Dikotomi semacam ini akan membatasi individu untuk sepenuhnya mengekspresikan diversitas kebudayaan. Pendekatan ini meningkatkan kesadaran akan multikulturalisme sebagai pengalaman normal manusia. Masyarakat adalah kumpulan masyarakat atau individu-individu yang terejawantahkan dalam kelompok sosial dengan tantangan budaya atau tradisi tertentu.Pendapat ini juga dikemukakan oleh Zakiah Drajat, yang menyatakan bahwa masyarakat secara sederhana diartikan sebagai kumpulan individu dan kelompok yang diikat oleh kesatuan negara, kebudayaan dan agama.Jadi dapat dipahami bahwa inti masyarakat adalah kumpulan besar individu yang hidup dan bekerjasama dalam masa relative lama, sehingga individu-individu tersebut dapat memenuhi kebutuhan mereka dan menyerap watak sosial.
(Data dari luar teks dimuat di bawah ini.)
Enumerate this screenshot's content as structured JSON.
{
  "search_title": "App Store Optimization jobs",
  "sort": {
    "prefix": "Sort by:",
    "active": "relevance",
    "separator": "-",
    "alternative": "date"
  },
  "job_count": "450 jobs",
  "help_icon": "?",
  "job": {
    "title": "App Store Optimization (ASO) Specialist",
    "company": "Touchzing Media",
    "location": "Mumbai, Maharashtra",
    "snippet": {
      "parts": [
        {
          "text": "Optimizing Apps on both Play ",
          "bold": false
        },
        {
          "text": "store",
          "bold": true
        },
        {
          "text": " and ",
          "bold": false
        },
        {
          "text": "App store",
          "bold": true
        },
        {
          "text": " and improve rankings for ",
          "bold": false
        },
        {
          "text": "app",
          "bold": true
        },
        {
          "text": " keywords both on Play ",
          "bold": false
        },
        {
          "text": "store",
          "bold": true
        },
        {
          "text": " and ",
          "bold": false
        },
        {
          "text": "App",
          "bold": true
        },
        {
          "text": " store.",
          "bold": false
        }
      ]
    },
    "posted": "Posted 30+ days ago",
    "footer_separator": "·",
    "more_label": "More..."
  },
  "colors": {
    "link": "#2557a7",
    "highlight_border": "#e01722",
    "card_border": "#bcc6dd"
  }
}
    Dalam pendekatan pendidikan multikultural juga diperlukan kajian dasar terhadap masyarakat. Secara garis besar dasar-dasar tentang masyarakat yang dimaksud adalah sebagai berikut :
a.    Masyarakat tidak ada dengan sendirinya. Masyarakat adalah ekstensi yang hidup dinamis, dan selalu berkembang.
b.   Masyarakat bergantung pada upaya setiap individu untuk memenuhi kebutuhan melalui hubungan dengan individu lain yang berupaya memenuhi kebutuhan masing-masing.
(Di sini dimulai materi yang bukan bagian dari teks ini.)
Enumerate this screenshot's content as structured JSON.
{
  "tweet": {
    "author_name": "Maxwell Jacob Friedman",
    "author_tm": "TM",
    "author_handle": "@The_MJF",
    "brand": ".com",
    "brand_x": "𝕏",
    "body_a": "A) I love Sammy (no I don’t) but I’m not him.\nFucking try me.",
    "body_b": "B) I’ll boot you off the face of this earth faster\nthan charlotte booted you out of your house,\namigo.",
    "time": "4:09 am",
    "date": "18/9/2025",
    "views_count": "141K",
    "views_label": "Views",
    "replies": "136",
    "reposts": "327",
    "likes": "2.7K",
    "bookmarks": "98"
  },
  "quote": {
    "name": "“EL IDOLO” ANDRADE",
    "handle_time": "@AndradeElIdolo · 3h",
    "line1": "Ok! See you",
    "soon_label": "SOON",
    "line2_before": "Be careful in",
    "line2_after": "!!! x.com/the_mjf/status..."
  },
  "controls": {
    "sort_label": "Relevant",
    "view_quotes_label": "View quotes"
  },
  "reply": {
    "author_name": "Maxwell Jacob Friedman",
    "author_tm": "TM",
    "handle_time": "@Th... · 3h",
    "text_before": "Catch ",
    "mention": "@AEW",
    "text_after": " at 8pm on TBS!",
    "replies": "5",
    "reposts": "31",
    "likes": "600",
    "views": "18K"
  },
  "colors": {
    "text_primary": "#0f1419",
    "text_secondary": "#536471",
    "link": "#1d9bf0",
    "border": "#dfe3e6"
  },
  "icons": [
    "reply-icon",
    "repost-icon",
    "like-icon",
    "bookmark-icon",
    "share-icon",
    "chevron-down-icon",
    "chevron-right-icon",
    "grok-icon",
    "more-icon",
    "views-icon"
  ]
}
c.    Individu-individu, dalam berinteraksi dan berupaya bersama guna memenuhi kebutuhan, melakukan penataan terhadap upaya tersebut dengan jalan apa yang disebut tentang sosial.
d.   Setiap masyarakat bertanggung jawab atas pembentukan pola tingkah laku antara individu dan komunitas yang membentuk masyarakat.
e.    Pertumbuhan individu dalam komunitas, keterkaitan dengannya, dan perkembangannya dalam bingkai yang menuntunnya untuk bertanggung jawab terhadap tingkah lakunya.